Tatsächlich erscheinen viele Fragen oft profan und wären schnell beantwortet. Soll man also einfach einen kostenlosen Rat geben? Um sich dann wieder den „echten“ Problemen widmen zu können? Um Diskussionen zu entgehen? Um nicht als „geldgierig“ zu erscheinen?
Kostenloser Rat mit Risiko
„Nichts kann die Untersuchung mit unseren eigenen Augen und Händen ersetzen“, sagt DVM Kevin Sheehy vom Los Gatos Dog and Cat Hospital in Californien im Verinaryteambrief. Und er warnt: „Einfach Fragen am Telefon zu beantworten, kann schlimmstenfalls für den Patienten Schaden anrichten.“ Das wäre nicht nur zum Nachteil von Patient und Besitzer, weil durch die unterbliebene Untersuchung Wichtiges unerkannt bleiben könnte. Es würde auch gegen Selbstverständnis und Berufsethos des Tierarztes verstoßen.
In Deutschland ist der finanzielle Aspekt der „Kostenlos-Auskunft“ auch noch ein Verstoß gegen die Berufsordnung. Denn die Gebührenordnung für Tierärzte (GOT) gibt klar auch die fernmündliche Beratung als „gebührenpflichtige“ Position vor.
Warum Besitzer ihre Tiere nicht in die Praxis bringen
- um Geld zu sparen
- aus Sorge, zu lange warten zu müssen
- aus Unvermögen, einen Termin zu vereinbaren
- weil „Dr. Google“ sowieso schon die „richtige“ Diagnose gestellt hat
- weil das Tier es ihnen nicht wert ist
- mangelndes Vertrauen „in Tierärzte allgemein“
- weil der Haustierarzt gerade nicht erreichbar ist
Telefonstrategie für das Praxisteam
Die letztendliche Entscheidung, ob ein Tier in der Praxis vorgestellt wird, liegt natürlich beim Tierbesitzer. Das ganze Team sollte aber auf solche Anrufe vorbereitet sein und einen „Plan“ haben, wie man die Kunden – zum Wohle ihres Tieres – zu einem Praxisbesuch motivieren kann.

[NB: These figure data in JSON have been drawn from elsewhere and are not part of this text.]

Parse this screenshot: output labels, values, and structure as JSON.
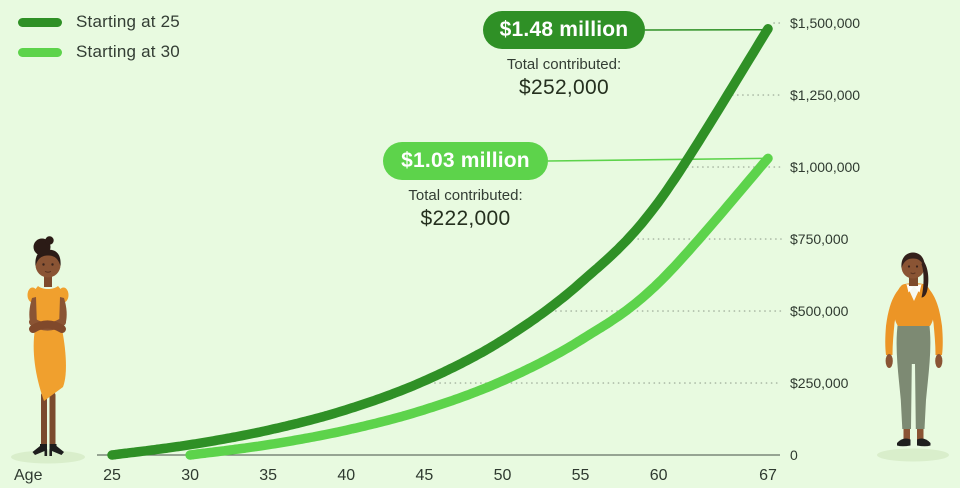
{
  "colors": {
    "background": "#e8fae0",
    "dark_green": "#2f9026",
    "light_green": "#5dd34b",
    "grid_dots": "#a5b3a0",
    "axis_line": "#647265",
    "text": "#333d34"
  },
  "chart_data": {
    "type": "line",
    "title": "",
    "legend_position": "top-left",
    "x_axis": {
      "label": "Age",
      "ticks": [
        25,
        30,
        35,
        40,
        45,
        50,
        55,
        60,
        67
      ],
      "range": [
        25,
        67
      ],
      "grid": false
    },
    "y_axis": {
      "label": "",
      "range": [
        0,
        1500000
      ],
      "gridlines": "dotted leaders from dark series to right axis",
      "ticks": [
        {
          "value": 0,
          "label": "0"
        },
        {
          "value": 250000,
          "label": "$250,000"
        },
        {
          "value": 500000,
          "label": "$500,000"
        },
        {
          "value": 750000,
          "label": "$750,000"
        },
        {
          "value": 1000000,
          "label": "$1,000,000"
        },
        {
          "value": 1250000,
          "label": "$1,250,000"
        },
        {
          "value": 1500000,
          "label": "$1,500,000"
        }
      ]
    },
    "series": [
      {
        "name": "Starting at 25",
        "color": "#2f9026",
        "points": [
          [
            25,
            0
          ],
          [
            30,
            35700
          ],
          [
            35,
            86100
          ],
          [
            40,
            157100
          ],
          [
            45,
            257300
          ],
          [
            50,
            398700
          ],
          [
            55,
            598100
          ],
          [
            60,
            879300
          ],
          [
            67,
            1480000
          ]
        ],
        "callout": {
          "headline": "$1.48 million",
          "sub_label": "Total contributed:",
          "sub_value": "$252,000"
        }
      },
      {
        "name": "Starting at 30",
        "color": "#5dd34b",
        "points": [
          [
            30,
            0
          ],
          [
            35,
            35700
          ],
          [
            40,
            86100
          ],
          [
            45,
            157100
          ],
          [
            50,
            257300
          ],
          [
            55,
            398700
          ],
          [
            60,
            598100
          ],
          [
            67,
            1030000
          ]
        ],
        "callout": {
          "headline": "$1.03 million",
          "sub_label": "Total contributed:",
          "sub_value": "$222,000"
        }
      }
    ],
    "illustrations": {
      "left": "young woman, arms crossed, orange dress, black heels",
      "right": "older woman, orange v-neck sweater, gray pants, black flats"
    }
  }
}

Wie holt man Besitzer in die Praxis?
- Optimal ist es, wenn Tierärztliche Fachangestellte das Telefon bedienen – und mit dem Hinweis, dass der diensthabende Tierarzt in Behandlung ist, telefonische Auskünfte abschmettert.

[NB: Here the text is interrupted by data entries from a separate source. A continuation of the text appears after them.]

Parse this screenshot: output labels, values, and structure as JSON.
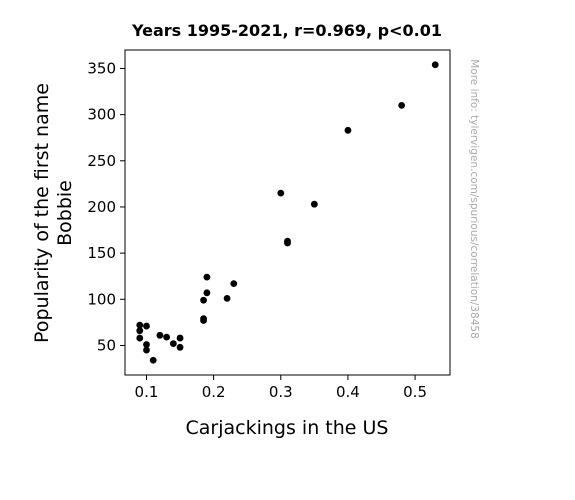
{
  "chart_data": {
    "type": "scatter",
    "title": "Years 1995-2021, r=0.969, p<0.01",
    "xlabel": "Carjackings in the US",
    "ylabel_lines": [
      "Popularity of the first name",
      "Bobbie"
    ],
    "xlim": [
      0.068,
      0.552
    ],
    "ylim": [
      18,
      370
    ],
    "xticks": [
      0.1,
      0.2,
      0.3,
      0.4,
      0.5
    ],
    "xtick_labels": [
      "0.1",
      "0.2",
      "0.3",
      "0.4",
      "0.5"
    ],
    "yticks": [
      50,
      100,
      150,
      200,
      250,
      300,
      350
    ],
    "ytick_labels": [
      "50",
      "100",
      "150",
      "200",
      "250",
      "300",
      "350"
    ],
    "grid": false,
    "marker_color": "#000000",
    "points": [
      {
        "x": 0.53,
        "y": 354
      },
      {
        "x": 0.48,
        "y": 310
      },
      {
        "x": 0.4,
        "y": 283
      },
      {
        "x": 0.35,
        "y": 203
      },
      {
        "x": 0.3,
        "y": 215
      },
      {
        "x": 0.31,
        "y": 163
      },
      {
        "x": 0.31,
        "y": 161
      },
      {
        "x": 0.23,
        "y": 117
      },
      {
        "x": 0.22,
        "y": 101
      },
      {
        "x": 0.19,
        "y": 124
      },
      {
        "x": 0.19,
        "y": 107
      },
      {
        "x": 0.185,
        "y": 99
      },
      {
        "x": 0.185,
        "y": 79
      },
      {
        "x": 0.185,
        "y": 77
      },
      {
        "x": 0.15,
        "y": 58
      },
      {
        "x": 0.15,
        "y": 48
      },
      {
        "x": 0.14,
        "y": 52
      },
      {
        "x": 0.13,
        "y": 59
      },
      {
        "x": 0.12,
        "y": 61
      },
      {
        "x": 0.11,
        "y": 34
      },
      {
        "x": 0.1,
        "y": 71
      },
      {
        "x": 0.1,
        "y": 51
      },
      {
        "x": 0.1,
        "y": 45
      },
      {
        "x": 0.09,
        "y": 72
      },
      {
        "x": 0.09,
        "y": 66
      },
      {
        "x": 0.09,
        "y": 58
      }
    ]
  },
  "watermark": "More info: tylervigen.com/spurious/correlation/38458"
}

- Erarbeiten sie eine Liste von Fragen, die es jedem im Team erleichtert, einen „echten“ Notfall zu erkennen.
- Prüfen sie, ob der Anrufer bereits Kunde ist oder nur einen kostenlosen Ratschlag möchte.
- Bieten sie mehrere Differentialdiagnosen an, verweisen sie auf mögliche Risiken harmlos bis lebensbedrohlich und erklären sie, dass eine Diagnose nur in der Praxis gestellt werden kann. Zum Wohle des Tieres.
- Bei allem Stress und Ärger darf nicht vergessen werden, Telefongespräche höflich und professionell zu führen – sie sind ein wichtiger „Türöffner“ für Kunden.
Besonders schwierig wird es, wenn Besitzer auf diesem Wege an ein Rezept „herankommen“ wollen. Bestenfalls macht sich der Tierarzt „nur“ strafbar, weil er gegen das Tierarzneimittelrecht verstößt, denn das gestattet ihm nur Medikamente abzugeben und zu verschreiben, wenn er das Tier zuvor untersucht hat.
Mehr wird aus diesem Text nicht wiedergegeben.